Talking to 10 customers before you build your startup might sound simple, but it is one of the most powerful validation steps you can take. Too many founders skip this stage and dive straight into building, only to discover months later that nobody wants their product. By having early conversations, you can quickly confirm whether your idea solves a real problem and deserves your time and energy.
Ten conversations may not feel like much, but they can completely change your perspective. These are not about building statistical certainty. They are about surfacing patterns and hearing real-world pain points in people’s own words. If multiple customers describe the same frustration, you know the problem is worth solving. And if no one seems to care, that is equally valuable because it prevents wasted effort. Startup success is less about having the perfect idea and more about reducing risk quickly. Talking to 10 customers forces you to test assumptions early and make evidence-based decisions instead of relying on hope.

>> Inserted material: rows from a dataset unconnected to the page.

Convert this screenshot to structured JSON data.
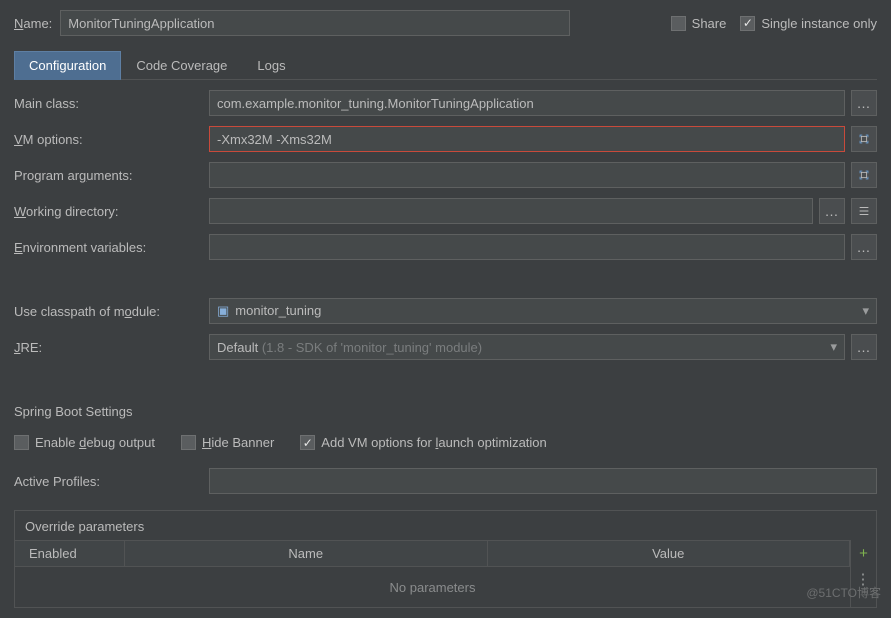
{
  "top": {
    "name_label_pre": "N",
    "name_label_rest": "ame:",
    "name_value": "MonitorTuningApplication",
    "share_label": "Share",
    "share_checked": false,
    "single_instance_label": "Single instance only",
    "single_instance_checked": true
  },
  "tabs": [
    {
      "label": "Configuration",
      "active": true
    },
    {
      "label": "Code Coverage",
      "active": false
    },
    {
      "label": "Logs",
      "active": false
    }
  ],
  "fields": {
    "main_class": {
      "label": "Main class:",
      "value": "com.example.monitor_tuning.MonitorTuningApplication"
    },
    "vm_options": {
      "label_pre": "V",
      "label_rest": "M options:",
      "value": "-Xmx32M -Xms32M"
    },
    "program_args": {
      "label_pre": "",
      "label": "Program ar",
      "label_u": "g",
      "label_post": "uments:",
      "value": ""
    },
    "working_dir": {
      "label_u": "W",
      "label_rest": "orking directory:",
      "value": ""
    },
    "env_vars": {
      "label_u": "E",
      "label_rest": "nvironment variables:",
      "value": ""
    },
    "classpath": {
      "label_pre": "Use classpath of m",
      "label_u": "o",
      "label_post": "dule:",
      "value": "monitor_tuning"
    },
    "jre": {
      "label_u": "J",
      "label_rest": "RE:",
      "value_main": "Default ",
      "value_muted": "(1.8 - SDK of 'monitor_tuning' module)"
    }
  },
  "spring": {
    "title": "Spring Boot Settings",
    "debug_pre": "Enable ",
    "debug_u": "d",
    "debug_post": "ebug output",
    "debug_checked": false,
    "hide_u": "H",
    "hide_post": "ide Banner",
    "hide_checked": false,
    "addvm_pre": "Add VM options for ",
    "addvm_u": "l",
    "addvm_post": "aunch optimization",
    "addvm_checked": true,
    "active_profiles": {
      "label": "Active Profiles:",
      "value": ""
    }
  },
  "override": {
    "title": "Override parameters",
    "cols": {
      "enabled": "Enabled",
      "name": "Name",
      "value": "Value"
    },
    "empty": "No parameters"
  },
  "watermark": "@51CTO博客"
}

Every founder begins with assumptions about what customers want. You assume the problem exists. You assume people will care enough to pay for a solution. But without proof, these are just guesses. Talking to 10 customers helps you transform those assumptions into evidence. Instead of pitching your product idea, listen closely. Ask about how they currently deal with the problem. Encourage them to share frustrations and stories. When you stop selling and start listening, you uncover the insights that truly matter.
Finding your first ten people to talk to is not as hard as it seems. Start with your network and branch out from there. LinkedIn groups, online forums, and professional communities are all full of people who may fit your target audience. The key is relevance. A conversation with someone who is not your customer type can feel encouraging, but it will not validate your idea. Make sure your ten conversations are with people who represent your real market.
The success of talking to 10 customers depends on asking open, exploratory questions. Instead of leading with “Would you use my product?” focus on uncovering pain points and behaviors. Ask things like: What is the hardest part about this problem? How do you currently try to solve it? What frustrates you most about existing tools? If you could wave a magic wand, what would change? These questions reveal whether the pain is real, how urgent it is, and what customers truly value.
When you complete these ten conversations, look for signals. Are people describing the same core issue? Do they express frustration or eagerness for a better solution? Are any of them willing to pay now for a fix? If the answers are no, that is not a failure. It means you just avoided wasting months on a product that would have flopped. If the answers are yes, you now have early validation to guide your MVP and investor pitches.
In the rush to build, founders often overlook the simplest form of validation. Talking to 10 customers before building is not just an optional step. It is the foundation of smart entrepreneurship. Those conversations save time, save money, and point you toward product-market fit faster than any guesswork. Before you write a line of code, schedule those ten conversations. The insights you uncover will be worth far more than any feature you could build today.